忠義
震えながら、泣きそうになりながら、それでもさくらは唇を噛みしめ折れそうになる自分の心を支え、奮い立たせた。この状況を覆す方法なんて何も思い付かないし、怖くてまた失禁してしまいそうだし、大声を上げて逃げ出してしまえればどんなにか楽かと思いながらも、自分を見下ろす、冷たい目をした少年を見詰め返していた。
どれくらいそうしていただろう。さくらの感覚からすると丸一日くらいそうしていたような錯覚にさえ囚われるほどの時間だったが、実際にはせいぜい一~二分と言ったところか。
だが、そんな緊張感は、突然、何の前触れもなく解かれた。
「ふん…まあいい。百年ぶりくらいに本気の<忠義>ってものを見せてもらったし、それに免じて命だけは助けてやろう」
少年は肩を竦め、『やれやれ』といった感じで殺気を解き、ソファーへと座り直した。
そして背もたれに深々と体を預け、やはり尊大な態度で彼女を見る。
「まったく。お前は変な奴だな。主君への忠義を是とする騎士をはじめとした臣下とかという連中でさえ、口では忠誠を誓いながら腹の中ではどうやって自分が主君に成り代わろうかと考えている奴が殆どだったというのに、<臣下>でもないお前がどうしてそこまでの忠義を見せられるのか。
お前も確かに、本心ではこの場から逃げ出したいと望んでいた。だが自分が助かる為に己の忠義を捨てるような真似はしなかった。何もかも投げ出してしまいたい己自身を強く律していた。実はこれが難しいのだ。
狂信に基いた自己暗示で恐怖を知覚しないようにするという方法もあるが、それは決して自分を律しているのではない。虫のように機械のように決められた反応しかしないように自我と思考を放棄しているだけだ。それはもはや<人間>とは言えん。
だがお前は、自我を保ちつつ強靭な精神力で自らの恐怖を抑え付けた。それはお前自身の意思の働きによるものだ。

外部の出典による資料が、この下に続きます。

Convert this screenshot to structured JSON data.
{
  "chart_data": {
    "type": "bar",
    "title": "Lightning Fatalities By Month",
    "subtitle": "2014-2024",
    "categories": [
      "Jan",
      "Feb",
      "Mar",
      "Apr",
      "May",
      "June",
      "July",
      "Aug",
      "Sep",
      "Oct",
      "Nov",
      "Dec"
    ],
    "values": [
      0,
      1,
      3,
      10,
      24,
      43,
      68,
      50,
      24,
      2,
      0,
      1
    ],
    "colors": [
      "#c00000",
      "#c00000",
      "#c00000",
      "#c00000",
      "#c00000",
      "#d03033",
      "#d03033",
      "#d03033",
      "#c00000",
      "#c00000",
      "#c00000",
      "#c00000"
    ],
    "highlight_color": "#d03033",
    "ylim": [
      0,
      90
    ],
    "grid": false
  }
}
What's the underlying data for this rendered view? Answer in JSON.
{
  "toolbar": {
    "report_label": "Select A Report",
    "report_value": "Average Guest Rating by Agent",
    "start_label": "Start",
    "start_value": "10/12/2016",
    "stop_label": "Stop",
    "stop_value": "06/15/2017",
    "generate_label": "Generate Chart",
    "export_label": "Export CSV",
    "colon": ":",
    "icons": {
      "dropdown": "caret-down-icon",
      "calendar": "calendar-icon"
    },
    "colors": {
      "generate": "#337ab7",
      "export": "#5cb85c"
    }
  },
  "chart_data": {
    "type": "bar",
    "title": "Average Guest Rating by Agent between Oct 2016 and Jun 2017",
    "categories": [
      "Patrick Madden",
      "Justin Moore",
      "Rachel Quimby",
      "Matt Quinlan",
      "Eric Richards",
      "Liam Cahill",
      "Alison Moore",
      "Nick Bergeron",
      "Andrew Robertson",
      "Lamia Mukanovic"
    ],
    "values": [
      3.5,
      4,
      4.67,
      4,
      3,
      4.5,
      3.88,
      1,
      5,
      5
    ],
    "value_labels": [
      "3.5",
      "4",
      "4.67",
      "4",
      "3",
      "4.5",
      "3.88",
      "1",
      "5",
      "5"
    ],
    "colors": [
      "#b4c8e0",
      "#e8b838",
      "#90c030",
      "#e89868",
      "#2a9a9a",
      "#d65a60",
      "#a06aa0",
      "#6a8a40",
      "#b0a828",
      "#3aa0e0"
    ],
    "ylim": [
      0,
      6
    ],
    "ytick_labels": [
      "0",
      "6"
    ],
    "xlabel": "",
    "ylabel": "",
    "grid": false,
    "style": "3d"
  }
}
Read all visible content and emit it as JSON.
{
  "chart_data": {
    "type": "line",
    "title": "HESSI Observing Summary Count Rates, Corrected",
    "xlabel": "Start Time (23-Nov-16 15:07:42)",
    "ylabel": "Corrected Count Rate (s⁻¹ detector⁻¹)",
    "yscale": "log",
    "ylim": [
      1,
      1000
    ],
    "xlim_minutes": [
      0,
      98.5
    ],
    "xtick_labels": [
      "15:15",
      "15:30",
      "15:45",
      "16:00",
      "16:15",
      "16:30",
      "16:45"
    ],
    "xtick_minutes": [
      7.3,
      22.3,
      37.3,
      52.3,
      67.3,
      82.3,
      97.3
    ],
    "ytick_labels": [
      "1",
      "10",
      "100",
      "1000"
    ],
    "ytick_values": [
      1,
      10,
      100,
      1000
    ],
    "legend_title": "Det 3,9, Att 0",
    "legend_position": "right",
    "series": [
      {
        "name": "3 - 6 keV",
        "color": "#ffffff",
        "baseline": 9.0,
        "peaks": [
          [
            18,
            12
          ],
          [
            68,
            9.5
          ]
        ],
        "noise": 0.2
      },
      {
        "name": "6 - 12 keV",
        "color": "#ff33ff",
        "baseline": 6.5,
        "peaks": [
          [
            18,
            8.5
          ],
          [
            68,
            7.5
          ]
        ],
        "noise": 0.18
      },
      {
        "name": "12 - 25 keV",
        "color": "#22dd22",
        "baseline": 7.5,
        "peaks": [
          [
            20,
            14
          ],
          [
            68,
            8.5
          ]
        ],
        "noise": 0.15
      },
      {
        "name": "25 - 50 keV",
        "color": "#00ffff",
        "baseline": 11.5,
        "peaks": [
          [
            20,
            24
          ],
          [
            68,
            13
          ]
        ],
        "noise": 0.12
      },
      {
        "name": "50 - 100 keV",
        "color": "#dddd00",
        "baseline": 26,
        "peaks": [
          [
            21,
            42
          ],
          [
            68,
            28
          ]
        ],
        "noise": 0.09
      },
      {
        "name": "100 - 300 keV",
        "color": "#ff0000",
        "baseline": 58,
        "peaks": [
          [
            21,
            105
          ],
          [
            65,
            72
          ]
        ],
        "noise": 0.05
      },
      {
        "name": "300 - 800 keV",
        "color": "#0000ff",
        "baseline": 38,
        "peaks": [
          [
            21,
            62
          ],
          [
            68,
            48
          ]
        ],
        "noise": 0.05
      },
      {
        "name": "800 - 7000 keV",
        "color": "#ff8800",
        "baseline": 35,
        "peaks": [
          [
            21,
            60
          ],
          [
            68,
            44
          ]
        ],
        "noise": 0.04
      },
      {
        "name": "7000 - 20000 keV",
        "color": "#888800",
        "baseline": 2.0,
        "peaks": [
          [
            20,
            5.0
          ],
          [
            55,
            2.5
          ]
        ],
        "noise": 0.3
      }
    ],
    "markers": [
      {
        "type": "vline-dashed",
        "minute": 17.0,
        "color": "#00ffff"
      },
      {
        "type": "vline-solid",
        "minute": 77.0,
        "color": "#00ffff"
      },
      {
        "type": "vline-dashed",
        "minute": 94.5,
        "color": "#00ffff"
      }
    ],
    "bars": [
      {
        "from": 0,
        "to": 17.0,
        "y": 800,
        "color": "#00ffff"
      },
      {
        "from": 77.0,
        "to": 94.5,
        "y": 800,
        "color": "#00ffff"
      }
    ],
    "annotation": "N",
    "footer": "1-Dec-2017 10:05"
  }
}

お前の言う<先生>とやらに、俄然、興味が湧いてきたぞ。どのような奴か見てみたい」
そんな少年の言葉に、さくらは、
「それは……」
と声を漏らすのがやっとだった。
すると少年は、「くくく」と笑いを噛み殺しつつ手をひらひらと振ってみせた。
「緊張を解いてやったら安堵してオレの言葉に乗ってくるかとも思ったが、いやはや、なかなかどうして抜け目ない。
いいだろう。そこまでの姿を見せるというのなら、こちらも礼でもって応えよう。